Critical Accounting Policies Our discussion and analysis of our financial condition and results of operations are based on our condensed consolidated financial statements, which have been prepared in accordance with US GAAP. The preparation of our condensed consolidated financial statements requires us to make estimates and judgements that affect the reported amounts of assets, liabilities, revenue, expenses and related disclosure of contingent assets and liabilities. On an ongoing basis, we evaluate our estimates, including those related to areas that require a significant level of judgment or are otherwise subject to an inherent degree of uncertainty. Critical accounting policies and estimates in these condensed consolidated financial statements are those related to revenue recognition, valuation of options, warrants and debt discounts, carrying value of intangible assets subject to amortization, infinite life intangible assets and goodwill, stock-based compensation, and income taxes. We base our estimates on historical experience, our observance of trends in particular areas, and information or valuations and various other assumptions that we believe to be reasonable under the circumstances and which form the basis for making judgments about the carrying value of assets and liabilities that may not be readily apparent from other sources. Actual amounts could differ significantly from amounts previously estimated.
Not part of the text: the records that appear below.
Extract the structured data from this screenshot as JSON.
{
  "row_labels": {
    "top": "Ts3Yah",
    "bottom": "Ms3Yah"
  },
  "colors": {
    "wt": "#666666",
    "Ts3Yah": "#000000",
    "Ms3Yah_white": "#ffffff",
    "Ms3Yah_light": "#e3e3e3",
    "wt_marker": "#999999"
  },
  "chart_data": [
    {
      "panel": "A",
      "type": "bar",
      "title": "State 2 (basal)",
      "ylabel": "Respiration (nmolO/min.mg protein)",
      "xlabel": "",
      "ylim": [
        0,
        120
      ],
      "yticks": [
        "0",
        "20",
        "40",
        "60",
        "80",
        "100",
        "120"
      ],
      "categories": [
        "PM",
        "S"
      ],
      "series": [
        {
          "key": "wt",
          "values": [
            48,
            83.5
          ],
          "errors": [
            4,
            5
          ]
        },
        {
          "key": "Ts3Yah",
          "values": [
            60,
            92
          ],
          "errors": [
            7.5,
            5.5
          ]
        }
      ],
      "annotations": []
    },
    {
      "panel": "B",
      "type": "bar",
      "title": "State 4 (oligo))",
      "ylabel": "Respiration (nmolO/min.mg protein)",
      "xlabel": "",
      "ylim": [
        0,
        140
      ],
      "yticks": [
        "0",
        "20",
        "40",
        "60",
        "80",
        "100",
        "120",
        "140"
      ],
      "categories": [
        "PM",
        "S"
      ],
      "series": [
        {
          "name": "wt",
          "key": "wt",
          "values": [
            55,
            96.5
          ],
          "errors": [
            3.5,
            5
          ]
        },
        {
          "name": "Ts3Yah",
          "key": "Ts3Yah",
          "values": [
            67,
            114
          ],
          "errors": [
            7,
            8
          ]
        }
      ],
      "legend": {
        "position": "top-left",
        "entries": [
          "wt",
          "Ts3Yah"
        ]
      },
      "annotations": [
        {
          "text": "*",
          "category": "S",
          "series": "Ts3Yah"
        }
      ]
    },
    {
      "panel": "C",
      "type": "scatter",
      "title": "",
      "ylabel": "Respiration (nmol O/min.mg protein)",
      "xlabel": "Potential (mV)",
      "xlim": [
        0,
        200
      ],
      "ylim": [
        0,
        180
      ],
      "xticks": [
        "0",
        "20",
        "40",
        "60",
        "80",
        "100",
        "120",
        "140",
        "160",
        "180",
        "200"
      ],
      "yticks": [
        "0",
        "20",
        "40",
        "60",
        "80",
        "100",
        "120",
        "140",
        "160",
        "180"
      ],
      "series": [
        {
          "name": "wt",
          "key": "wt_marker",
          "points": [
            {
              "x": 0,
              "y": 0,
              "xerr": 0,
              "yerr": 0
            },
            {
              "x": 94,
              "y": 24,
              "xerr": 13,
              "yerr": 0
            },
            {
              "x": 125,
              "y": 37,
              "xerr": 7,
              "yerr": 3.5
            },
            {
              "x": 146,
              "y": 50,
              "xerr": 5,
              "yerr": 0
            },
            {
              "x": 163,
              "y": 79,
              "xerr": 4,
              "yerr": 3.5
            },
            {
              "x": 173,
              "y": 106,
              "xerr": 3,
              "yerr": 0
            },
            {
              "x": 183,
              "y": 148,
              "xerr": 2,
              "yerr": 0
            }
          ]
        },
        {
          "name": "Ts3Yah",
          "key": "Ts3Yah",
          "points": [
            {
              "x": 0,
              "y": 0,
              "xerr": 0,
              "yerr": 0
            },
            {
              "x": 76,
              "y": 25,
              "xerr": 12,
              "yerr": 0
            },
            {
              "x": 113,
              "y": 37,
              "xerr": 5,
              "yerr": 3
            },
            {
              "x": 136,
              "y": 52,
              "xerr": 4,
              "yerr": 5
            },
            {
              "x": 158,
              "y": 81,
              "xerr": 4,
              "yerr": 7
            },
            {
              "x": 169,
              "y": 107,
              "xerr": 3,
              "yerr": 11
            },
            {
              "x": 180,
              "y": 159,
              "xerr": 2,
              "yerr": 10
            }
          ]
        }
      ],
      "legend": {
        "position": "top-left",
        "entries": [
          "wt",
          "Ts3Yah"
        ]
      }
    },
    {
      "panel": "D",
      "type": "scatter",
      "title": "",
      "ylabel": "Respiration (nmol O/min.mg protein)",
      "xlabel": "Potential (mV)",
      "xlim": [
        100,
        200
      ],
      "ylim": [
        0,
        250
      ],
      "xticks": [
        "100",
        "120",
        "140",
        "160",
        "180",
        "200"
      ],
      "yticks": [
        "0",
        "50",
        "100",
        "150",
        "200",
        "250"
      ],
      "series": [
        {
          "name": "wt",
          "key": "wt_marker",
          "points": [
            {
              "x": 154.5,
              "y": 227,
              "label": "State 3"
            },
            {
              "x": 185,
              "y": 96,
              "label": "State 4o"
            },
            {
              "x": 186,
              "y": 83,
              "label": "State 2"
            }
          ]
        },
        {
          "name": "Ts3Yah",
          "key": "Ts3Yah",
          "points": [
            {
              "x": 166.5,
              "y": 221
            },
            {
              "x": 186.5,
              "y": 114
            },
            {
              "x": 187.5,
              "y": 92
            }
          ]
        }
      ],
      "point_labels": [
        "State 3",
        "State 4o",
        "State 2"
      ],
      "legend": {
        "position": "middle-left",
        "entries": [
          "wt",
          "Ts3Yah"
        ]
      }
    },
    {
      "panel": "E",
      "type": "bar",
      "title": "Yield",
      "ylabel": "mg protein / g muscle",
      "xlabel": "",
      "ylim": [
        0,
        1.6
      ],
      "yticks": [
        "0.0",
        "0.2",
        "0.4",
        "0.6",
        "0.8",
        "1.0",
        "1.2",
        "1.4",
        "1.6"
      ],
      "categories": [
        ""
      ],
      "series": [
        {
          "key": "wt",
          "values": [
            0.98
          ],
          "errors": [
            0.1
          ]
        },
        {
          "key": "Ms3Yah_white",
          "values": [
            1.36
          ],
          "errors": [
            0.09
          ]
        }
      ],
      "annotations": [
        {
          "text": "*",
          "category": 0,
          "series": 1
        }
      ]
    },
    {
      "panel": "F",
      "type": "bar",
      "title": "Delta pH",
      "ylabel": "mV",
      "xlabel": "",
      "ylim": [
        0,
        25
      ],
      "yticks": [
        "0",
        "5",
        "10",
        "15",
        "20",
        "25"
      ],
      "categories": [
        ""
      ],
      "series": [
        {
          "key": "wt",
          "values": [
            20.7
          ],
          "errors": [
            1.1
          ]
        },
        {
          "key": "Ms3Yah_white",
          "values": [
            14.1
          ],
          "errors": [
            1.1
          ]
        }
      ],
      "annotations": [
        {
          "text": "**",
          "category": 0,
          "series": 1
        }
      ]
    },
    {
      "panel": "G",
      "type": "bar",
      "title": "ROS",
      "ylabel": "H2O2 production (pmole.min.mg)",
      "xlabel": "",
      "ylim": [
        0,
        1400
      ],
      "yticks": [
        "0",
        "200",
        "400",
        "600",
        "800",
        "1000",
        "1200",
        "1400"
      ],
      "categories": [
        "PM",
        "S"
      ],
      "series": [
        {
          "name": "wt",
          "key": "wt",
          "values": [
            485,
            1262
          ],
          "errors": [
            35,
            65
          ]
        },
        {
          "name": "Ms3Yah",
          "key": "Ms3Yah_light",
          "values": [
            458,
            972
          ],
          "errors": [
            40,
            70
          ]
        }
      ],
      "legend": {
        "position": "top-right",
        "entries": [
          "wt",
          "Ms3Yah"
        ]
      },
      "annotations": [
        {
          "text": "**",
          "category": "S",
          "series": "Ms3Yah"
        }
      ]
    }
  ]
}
For a discussion of our critical accounting policies, refer to Part I, item 7, "Management's Discussion and Analysis of Financial Condition and Results of Operations" in our annual report on Form 10-K for the year ended
September 30, 2021. Management believes that there have been no material changes in our critical accounting policies during the three months ended June 30, 2022.
Recently issued accounting pronouncements
See Note 1 to our Condensed Consolidated Financial Statements contained in Part I, Item 1, Financial Information for this Quarterly Report on Form 10-Q.
Contractual Obligations We are a smaller reporting company as defined by Rule 12b-2 of the Securities Exchange Act of 1934 and are not required to provide the information under this item.